Regardless of these growth efforts, Twiga has been grappling with important inside challenges. In early 2024, founder and former CEO Peter Njonjo resigned from the corporate’s board, following a interval of operational difficulties, together with workers layoffs and delayed funds to suppliers.

Charles Ballard, beforehand the CEO of Jumia Kenya, was appointed as the brand new CEO to steer the corporate by way of its transformation. ​

In 2023, Twiga confronted a liquidation risk from Incentro Africa over a disputed $261,878 debt associated to Google Cloud companies. The corporate contested the declare, arguing it was made in unhealthy religion, and obtained a court docket order blocking the liquidation. The dispute was finally settled out of court docket after Twiga secured new investments. ​

Furthermore, Twiga underwent important restructuring, together with a 40% discount in its workforce, as a part of efforts to streamline operations and minimize prices.

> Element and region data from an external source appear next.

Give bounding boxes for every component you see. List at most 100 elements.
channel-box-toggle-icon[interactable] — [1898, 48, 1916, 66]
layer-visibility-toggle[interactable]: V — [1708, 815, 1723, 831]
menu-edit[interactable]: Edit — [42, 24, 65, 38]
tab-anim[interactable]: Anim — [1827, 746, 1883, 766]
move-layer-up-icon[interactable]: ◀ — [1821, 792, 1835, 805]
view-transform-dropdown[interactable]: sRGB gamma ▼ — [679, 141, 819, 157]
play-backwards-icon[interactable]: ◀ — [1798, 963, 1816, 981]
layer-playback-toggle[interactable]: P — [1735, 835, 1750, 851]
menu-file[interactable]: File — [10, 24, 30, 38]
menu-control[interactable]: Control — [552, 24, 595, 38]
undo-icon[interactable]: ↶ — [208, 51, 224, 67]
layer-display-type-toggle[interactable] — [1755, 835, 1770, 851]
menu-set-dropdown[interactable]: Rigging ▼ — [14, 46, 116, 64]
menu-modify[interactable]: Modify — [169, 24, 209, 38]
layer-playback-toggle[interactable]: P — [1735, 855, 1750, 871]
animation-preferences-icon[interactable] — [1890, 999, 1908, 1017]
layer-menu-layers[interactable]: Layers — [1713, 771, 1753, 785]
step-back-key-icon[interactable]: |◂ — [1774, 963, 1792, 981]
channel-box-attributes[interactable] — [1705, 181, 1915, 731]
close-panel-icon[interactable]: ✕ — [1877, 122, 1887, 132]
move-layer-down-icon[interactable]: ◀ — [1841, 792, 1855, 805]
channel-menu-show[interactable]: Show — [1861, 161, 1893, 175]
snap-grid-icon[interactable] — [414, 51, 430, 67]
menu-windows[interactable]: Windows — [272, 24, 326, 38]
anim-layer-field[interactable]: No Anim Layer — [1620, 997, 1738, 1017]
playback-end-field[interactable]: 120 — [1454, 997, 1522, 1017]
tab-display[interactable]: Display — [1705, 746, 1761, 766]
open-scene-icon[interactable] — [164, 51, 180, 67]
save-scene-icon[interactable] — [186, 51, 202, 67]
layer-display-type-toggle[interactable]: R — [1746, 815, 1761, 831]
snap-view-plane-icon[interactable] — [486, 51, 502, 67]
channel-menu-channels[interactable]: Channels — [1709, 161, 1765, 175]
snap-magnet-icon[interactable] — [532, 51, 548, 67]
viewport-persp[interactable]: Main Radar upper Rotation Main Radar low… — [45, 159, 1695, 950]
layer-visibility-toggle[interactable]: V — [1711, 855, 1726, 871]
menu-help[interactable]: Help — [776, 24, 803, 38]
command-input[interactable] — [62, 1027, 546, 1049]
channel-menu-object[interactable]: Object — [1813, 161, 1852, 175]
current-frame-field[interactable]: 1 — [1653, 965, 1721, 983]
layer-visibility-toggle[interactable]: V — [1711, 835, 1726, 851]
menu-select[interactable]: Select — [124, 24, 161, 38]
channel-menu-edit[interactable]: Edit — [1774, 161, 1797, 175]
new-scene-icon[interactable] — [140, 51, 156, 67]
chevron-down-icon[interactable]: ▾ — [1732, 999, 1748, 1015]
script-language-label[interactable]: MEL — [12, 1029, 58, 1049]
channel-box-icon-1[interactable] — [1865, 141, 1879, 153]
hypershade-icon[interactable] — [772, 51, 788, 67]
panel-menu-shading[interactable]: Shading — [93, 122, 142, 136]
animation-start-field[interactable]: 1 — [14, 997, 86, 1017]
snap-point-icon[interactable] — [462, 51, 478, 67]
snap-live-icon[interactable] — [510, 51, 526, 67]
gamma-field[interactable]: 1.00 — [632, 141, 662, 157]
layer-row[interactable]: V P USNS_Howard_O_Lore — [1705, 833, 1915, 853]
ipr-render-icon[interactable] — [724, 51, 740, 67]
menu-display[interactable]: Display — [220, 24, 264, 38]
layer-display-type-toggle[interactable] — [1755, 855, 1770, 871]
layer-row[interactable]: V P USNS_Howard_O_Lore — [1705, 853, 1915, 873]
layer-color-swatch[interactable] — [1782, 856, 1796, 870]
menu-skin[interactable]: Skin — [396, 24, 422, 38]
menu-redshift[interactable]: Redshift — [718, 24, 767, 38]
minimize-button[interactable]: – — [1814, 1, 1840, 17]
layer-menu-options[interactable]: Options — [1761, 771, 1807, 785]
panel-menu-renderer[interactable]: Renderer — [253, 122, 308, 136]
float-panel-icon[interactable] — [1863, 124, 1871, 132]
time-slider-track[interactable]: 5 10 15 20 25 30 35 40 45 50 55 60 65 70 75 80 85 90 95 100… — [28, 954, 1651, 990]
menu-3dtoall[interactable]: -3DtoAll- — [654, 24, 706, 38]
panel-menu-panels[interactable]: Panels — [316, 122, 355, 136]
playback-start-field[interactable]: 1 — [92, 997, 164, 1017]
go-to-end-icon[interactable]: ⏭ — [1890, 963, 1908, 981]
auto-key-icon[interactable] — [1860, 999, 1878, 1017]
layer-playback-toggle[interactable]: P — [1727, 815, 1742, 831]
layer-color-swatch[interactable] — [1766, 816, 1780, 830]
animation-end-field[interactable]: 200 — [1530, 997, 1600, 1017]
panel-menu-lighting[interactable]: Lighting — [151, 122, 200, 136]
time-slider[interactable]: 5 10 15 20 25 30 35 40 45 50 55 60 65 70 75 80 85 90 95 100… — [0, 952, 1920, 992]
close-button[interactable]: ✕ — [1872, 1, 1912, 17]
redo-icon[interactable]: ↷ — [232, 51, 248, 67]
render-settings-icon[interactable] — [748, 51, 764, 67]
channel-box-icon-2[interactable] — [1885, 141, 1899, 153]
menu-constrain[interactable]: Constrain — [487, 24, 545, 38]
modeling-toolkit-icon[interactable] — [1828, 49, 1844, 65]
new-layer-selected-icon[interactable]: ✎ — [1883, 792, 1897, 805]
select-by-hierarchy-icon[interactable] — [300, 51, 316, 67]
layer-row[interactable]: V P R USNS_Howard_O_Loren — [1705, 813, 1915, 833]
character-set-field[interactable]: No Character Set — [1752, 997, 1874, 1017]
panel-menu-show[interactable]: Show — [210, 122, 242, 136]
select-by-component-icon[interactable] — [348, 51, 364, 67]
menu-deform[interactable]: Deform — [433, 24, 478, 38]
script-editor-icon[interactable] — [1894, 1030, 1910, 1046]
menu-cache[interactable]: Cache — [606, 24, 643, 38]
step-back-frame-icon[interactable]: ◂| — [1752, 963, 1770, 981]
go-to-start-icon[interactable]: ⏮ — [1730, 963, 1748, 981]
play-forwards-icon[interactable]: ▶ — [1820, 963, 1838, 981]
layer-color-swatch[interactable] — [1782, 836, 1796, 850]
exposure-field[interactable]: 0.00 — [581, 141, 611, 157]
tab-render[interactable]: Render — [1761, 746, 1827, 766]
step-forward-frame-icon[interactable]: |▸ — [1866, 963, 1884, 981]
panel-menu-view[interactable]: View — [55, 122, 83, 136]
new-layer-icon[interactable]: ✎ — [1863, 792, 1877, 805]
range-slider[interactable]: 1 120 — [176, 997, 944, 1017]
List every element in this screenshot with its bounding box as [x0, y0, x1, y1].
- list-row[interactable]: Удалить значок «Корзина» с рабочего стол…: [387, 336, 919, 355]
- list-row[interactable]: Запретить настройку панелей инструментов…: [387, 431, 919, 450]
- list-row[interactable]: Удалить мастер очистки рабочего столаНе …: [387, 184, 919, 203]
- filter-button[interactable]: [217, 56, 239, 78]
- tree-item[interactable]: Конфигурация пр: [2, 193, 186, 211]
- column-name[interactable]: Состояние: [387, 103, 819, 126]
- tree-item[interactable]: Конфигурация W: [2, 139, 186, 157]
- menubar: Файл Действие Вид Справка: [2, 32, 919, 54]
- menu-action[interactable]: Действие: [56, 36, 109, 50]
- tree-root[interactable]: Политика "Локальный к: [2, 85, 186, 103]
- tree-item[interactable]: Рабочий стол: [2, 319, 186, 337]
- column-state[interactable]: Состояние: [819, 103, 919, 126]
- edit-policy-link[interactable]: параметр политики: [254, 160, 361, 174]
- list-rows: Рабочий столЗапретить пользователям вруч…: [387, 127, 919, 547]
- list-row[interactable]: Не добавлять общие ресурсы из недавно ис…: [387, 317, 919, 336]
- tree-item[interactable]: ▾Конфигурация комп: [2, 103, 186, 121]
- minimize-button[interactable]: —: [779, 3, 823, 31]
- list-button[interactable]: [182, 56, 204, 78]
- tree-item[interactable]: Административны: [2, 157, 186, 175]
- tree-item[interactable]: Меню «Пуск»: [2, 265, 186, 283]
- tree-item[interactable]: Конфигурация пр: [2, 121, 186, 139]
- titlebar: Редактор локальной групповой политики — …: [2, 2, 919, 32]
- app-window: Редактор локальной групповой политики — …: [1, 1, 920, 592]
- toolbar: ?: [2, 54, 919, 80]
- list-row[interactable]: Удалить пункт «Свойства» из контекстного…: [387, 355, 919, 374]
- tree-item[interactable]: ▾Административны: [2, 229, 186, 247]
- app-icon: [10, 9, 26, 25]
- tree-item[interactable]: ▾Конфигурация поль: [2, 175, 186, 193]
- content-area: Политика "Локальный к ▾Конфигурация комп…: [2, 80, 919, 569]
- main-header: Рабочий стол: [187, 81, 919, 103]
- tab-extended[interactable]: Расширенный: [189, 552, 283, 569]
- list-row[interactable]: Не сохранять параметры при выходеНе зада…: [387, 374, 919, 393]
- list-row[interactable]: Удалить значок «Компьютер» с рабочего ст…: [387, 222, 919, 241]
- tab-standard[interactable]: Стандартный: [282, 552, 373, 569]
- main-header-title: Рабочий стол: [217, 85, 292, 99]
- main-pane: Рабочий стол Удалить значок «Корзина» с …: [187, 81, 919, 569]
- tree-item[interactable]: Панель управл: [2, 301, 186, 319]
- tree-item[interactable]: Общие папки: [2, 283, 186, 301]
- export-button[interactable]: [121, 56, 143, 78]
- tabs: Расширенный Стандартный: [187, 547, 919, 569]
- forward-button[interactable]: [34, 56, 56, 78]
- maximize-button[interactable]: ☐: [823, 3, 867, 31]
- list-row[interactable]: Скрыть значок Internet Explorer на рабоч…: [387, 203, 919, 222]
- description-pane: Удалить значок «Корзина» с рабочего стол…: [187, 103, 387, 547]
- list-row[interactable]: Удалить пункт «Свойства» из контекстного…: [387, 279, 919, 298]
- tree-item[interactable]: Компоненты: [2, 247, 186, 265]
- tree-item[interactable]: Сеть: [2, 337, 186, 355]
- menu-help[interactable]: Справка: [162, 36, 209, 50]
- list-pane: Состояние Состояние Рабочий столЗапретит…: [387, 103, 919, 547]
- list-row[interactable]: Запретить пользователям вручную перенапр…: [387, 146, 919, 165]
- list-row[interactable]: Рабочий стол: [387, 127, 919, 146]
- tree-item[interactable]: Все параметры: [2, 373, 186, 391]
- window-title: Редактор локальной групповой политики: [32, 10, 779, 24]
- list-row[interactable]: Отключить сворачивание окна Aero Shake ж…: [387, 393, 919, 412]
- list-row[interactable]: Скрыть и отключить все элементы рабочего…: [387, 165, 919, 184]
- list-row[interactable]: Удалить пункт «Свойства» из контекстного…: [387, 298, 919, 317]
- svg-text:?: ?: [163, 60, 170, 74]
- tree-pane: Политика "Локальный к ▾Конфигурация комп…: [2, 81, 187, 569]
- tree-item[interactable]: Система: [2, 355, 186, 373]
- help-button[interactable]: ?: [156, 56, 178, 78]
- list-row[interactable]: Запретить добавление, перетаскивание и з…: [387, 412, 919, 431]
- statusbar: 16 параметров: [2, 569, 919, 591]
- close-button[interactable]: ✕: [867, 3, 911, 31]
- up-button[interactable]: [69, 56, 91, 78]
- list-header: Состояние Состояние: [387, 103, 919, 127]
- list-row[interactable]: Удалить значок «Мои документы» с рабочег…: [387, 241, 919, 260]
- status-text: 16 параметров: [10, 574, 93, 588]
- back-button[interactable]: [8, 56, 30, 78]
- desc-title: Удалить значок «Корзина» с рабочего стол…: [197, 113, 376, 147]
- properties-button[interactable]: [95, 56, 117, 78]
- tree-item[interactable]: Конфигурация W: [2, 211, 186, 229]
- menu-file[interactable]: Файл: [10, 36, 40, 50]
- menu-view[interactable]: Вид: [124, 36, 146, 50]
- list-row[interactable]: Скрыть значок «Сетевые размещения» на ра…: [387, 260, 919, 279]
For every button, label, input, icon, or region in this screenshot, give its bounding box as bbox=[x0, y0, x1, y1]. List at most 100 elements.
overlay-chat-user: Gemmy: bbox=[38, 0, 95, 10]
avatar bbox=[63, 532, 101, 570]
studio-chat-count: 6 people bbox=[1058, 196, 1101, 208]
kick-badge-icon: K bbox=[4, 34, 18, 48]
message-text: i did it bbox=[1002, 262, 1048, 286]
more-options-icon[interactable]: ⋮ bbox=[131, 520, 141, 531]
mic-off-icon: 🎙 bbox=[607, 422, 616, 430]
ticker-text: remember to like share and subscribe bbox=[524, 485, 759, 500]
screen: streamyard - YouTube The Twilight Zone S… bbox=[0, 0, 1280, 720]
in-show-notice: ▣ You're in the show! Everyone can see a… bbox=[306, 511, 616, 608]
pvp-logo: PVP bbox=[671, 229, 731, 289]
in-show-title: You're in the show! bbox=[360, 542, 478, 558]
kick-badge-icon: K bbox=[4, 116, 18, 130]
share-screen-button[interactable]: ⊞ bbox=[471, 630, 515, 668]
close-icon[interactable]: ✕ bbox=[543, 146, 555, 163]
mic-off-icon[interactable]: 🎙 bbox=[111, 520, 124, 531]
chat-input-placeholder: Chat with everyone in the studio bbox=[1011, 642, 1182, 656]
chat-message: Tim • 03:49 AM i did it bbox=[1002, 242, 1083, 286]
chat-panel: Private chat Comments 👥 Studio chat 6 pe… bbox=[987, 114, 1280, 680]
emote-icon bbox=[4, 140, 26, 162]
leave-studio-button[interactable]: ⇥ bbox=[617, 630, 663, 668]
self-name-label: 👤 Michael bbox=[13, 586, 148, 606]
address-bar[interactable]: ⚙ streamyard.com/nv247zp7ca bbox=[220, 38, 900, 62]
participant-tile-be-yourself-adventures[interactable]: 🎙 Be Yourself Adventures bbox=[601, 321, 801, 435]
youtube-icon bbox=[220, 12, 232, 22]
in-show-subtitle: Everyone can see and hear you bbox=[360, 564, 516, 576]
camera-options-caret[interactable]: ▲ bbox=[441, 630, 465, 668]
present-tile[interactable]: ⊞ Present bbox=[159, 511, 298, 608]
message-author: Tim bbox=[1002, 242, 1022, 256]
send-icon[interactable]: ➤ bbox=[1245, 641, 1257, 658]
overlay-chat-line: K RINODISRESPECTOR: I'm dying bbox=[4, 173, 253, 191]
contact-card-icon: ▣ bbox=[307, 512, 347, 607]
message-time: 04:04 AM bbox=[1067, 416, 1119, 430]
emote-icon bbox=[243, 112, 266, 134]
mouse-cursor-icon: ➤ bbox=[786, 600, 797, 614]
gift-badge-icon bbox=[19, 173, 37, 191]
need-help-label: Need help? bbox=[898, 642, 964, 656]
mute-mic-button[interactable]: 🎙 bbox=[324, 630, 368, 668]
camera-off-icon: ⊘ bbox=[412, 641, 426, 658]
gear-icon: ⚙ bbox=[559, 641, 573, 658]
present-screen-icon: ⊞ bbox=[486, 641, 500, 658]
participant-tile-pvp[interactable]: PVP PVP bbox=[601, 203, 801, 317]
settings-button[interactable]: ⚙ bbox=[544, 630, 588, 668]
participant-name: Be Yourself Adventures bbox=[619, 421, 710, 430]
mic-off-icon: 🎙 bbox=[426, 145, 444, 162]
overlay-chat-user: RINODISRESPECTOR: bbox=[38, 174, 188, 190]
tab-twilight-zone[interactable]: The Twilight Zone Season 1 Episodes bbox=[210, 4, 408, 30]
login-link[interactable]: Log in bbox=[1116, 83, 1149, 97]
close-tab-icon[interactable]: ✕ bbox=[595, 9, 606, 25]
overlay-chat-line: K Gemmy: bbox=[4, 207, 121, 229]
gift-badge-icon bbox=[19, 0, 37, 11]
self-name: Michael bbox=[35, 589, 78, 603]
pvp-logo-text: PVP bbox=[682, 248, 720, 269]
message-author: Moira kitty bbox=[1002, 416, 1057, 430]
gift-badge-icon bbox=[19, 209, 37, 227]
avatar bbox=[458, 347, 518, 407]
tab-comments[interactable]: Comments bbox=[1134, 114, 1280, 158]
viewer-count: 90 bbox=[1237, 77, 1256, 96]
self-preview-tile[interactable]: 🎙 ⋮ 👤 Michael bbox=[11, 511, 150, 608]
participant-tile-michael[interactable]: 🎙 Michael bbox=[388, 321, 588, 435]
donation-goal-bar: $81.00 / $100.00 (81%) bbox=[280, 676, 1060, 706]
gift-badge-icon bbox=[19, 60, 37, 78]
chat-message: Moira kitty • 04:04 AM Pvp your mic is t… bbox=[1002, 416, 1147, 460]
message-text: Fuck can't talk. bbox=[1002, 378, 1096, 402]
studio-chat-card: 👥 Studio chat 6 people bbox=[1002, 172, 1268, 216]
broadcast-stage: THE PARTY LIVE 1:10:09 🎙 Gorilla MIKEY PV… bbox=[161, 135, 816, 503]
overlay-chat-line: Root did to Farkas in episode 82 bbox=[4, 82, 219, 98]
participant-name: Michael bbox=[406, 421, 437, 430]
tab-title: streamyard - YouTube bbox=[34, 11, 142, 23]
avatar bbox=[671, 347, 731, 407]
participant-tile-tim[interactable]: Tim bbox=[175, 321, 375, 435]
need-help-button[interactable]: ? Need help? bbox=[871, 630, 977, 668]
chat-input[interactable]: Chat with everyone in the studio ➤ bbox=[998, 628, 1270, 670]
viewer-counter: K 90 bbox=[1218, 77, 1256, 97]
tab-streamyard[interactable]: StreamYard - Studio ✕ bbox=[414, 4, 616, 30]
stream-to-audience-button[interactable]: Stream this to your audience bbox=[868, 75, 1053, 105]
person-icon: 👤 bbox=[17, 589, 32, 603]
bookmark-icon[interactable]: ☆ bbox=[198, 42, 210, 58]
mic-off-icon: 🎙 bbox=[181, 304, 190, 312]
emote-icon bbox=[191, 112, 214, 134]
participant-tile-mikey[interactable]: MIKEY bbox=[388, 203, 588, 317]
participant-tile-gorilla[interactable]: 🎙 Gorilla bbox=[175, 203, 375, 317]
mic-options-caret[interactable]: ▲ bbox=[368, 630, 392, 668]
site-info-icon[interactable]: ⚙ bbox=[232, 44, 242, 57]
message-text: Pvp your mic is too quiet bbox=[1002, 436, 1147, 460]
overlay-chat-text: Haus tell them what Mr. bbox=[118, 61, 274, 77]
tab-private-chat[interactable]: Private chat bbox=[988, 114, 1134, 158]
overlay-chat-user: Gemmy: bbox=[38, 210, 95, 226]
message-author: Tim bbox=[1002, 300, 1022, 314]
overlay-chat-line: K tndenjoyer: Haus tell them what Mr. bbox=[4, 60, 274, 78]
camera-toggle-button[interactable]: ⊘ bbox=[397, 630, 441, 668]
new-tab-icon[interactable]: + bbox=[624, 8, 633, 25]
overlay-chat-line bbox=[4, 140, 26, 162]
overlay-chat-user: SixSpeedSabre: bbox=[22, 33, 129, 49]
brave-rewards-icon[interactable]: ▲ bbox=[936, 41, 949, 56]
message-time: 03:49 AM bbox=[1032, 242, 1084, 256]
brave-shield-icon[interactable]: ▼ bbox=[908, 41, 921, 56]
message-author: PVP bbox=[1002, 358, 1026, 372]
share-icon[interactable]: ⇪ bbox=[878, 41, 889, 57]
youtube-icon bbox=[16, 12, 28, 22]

These measures had been taken to deal with monetary strains and reposition the corporate for sustainable development. ​

Twiga’s latest acquisitions sign a daring step in direction of increasing its market presence and product vary. Nevertheless, the corporate should navigate the complexities of integrating new operations whereas addressing inside challenges.

The success of this technique will rely upon efficient management, monetary stability, and the power to adapt to the dynamic FMCG panorama in Kenya.